The singing of the truth in the Bhagavad Gita is found in the 13th chapter, 12 - 18.
'I shall now explain the knowable, knowing which you will taste the eternal. This is beginningless, and it is subordinate to Me. It is called Brahman, the spirit, and it lies beyond the cause and effect of this material world.
It has hands and feet on all sides, it has eyes, heads, and faces on all sides, it has ears on all sides, it stands pervading everything in the world.
Possessed of the qualities of all the senses, (but) devoid of all senses, unattached, it supports all, is devoid of qualities, and the enjoyer of qualities.
It is within all things and without them; it is movable and also immovable; it is unknowable through (its) subtlety; it stands afar and near.
Not different in (different) things, but standing as though different, it should be known to be the supporter of (all) things, and that which absorbs and creates (them).
It is the radiance even of the radiant (bodies); it is said (to be) beyond darkness. It is knowledge, the object of knowledge, that which is to be attained to by knowledge, and placed in the heart of all.

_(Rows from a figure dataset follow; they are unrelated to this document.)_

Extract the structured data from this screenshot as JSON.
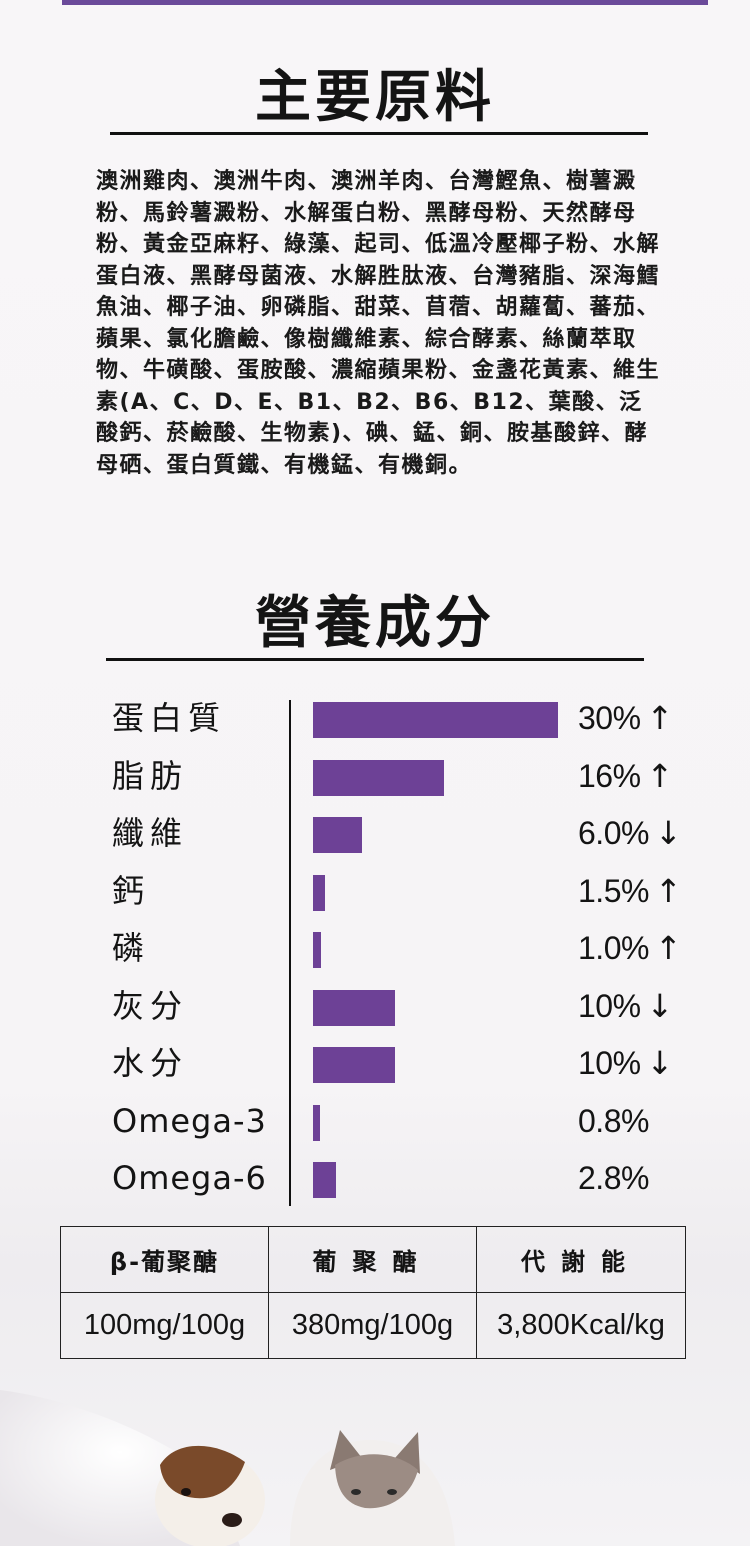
{
  "ingredients_section": {
    "title": "主要原料",
    "text": "澳洲雞肉、澳洲牛肉、澳洲羊肉、台灣鰹魚、樹薯澱粉、馬鈴薯澱粉、水解蛋白粉、黑酵母粉、天然酵母粉、黃金亞麻籽、綠藻、起司、低溫冷壓椰子粉、水解蛋白液、黑酵母菌液、水解胜肽液、台灣豬脂、深海鱈魚油、椰子油、卵磷脂、甜菜、苜蓿、胡蘿蔔、蕃茄、蘋果、氯化膽鹼、像樹纖維素、綜合酵素、絲蘭萃取物、牛磺酸、蛋胺酸、濃縮蘋果粉、金盞花黃素、維生素(A、C、D、E、B1、B2、B6、B12、葉酸、泛酸鈣、菸鹼酸、生物素)、碘、錳、銅、胺基酸鋅、酵母硒、蛋白質鐵、有機錳、有機銅。"
  },
  "nutrition_section": {
    "title": "營養成分",
    "items": [
      {
        "label": "蛋白質",
        "value": "30%",
        "arrow": "↑",
        "amount": 30
      },
      {
        "label": "脂肪",
        "value": "16%",
        "arrow": "↑",
        "amount": 16
      },
      {
        "label": "纖維",
        "value": "6.0%",
        "arrow": "↓",
        "amount": 6.0
      },
      {
        "label": "鈣",
        "value": "1.5%",
        "arrow": "↑",
        "amount": 1.5
      },
      {
        "label": "磷",
        "value": "1.0%",
        "arrow": "↑",
        "amount": 1.0
      },
      {
        "label": "灰分",
        "value": "10%",
        "arrow": "↓",
        "amount": 10
      },
      {
        "label": "水分",
        "value": "10%",
        "arrow": "↓",
        "amount": 10
      },
      {
        "label": "Omega-3",
        "value": "0.8%",
        "arrow": "",
        "amount": 0.8
      },
      {
        "label": "Omega-6",
        "value": "2.8%",
        "arrow": "",
        "amount": 2.8
      }
    ],
    "bar_color": "#6d4196"
  },
  "spec_table": {
    "headers": [
      "β-葡聚醣",
      "葡聚醣",
      "代謝能"
    ],
    "values": [
      "100mg/100g",
      "380mg/100g",
      "3,800Kcal/kg"
    ]
  },
  "decor": {
    "accent": "#6b4a9a",
    "image": "puppy-and-kitten-photo"
  }
}
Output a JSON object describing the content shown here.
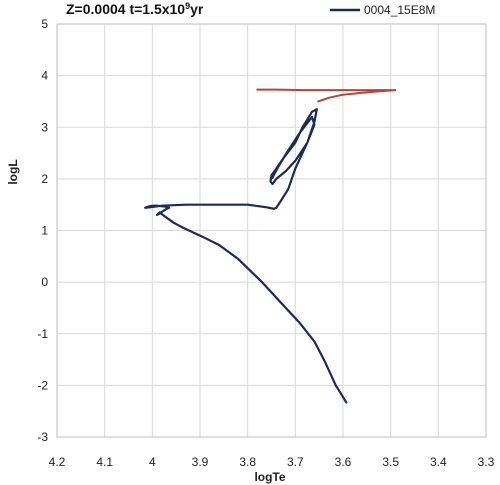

Thus in brief have knowledge, and the object of knowledge been declared. My devotee, knowing this, becomes fit for assimilation with me.'
In the eighteenth and nineteenth century there was a transformation in philosophy related to this old vedanta poem. It was not only introduced in its original form in the western world, it was also there in a more occult way in the philosophies of the great idealists, Hegel and Fichte. What is spoken of in the Bhagavad Gita as truth, we can find it in the idealistic philosophy in the 'Uridee', or in the 'I - Philosophy' of Fichte. It is the Idea that is not one of the concepts that we are used to think with, but the Idea that is the concept, the all-embracing concept of thinking itself. It is not yet diversified into the many concepts we know, but it bears all of them in it. It is like the seed in comparison to the fully growing and flowering plant. And Steiner was the one who showed us the wonderful disposition of the human being, his spirit being like this all-embracing seed that can unfold whenever he stands in reality - of whatever kind. Reality can be spiritual or material, and al the states between. The primal Idea bears all concepts in it. How could it ever ripen, if it was not the World-Word itself that works like the sun in nature? 'It is within all things and without them; it is movable and also immovable; it is unknowable through its subtlety; it stands far and near....'
As the little seed falls into the earth to repeat the primal idea of the plant - and not only to repeat - so the human being is a seed of God. The sun however that ripens him, is Christ.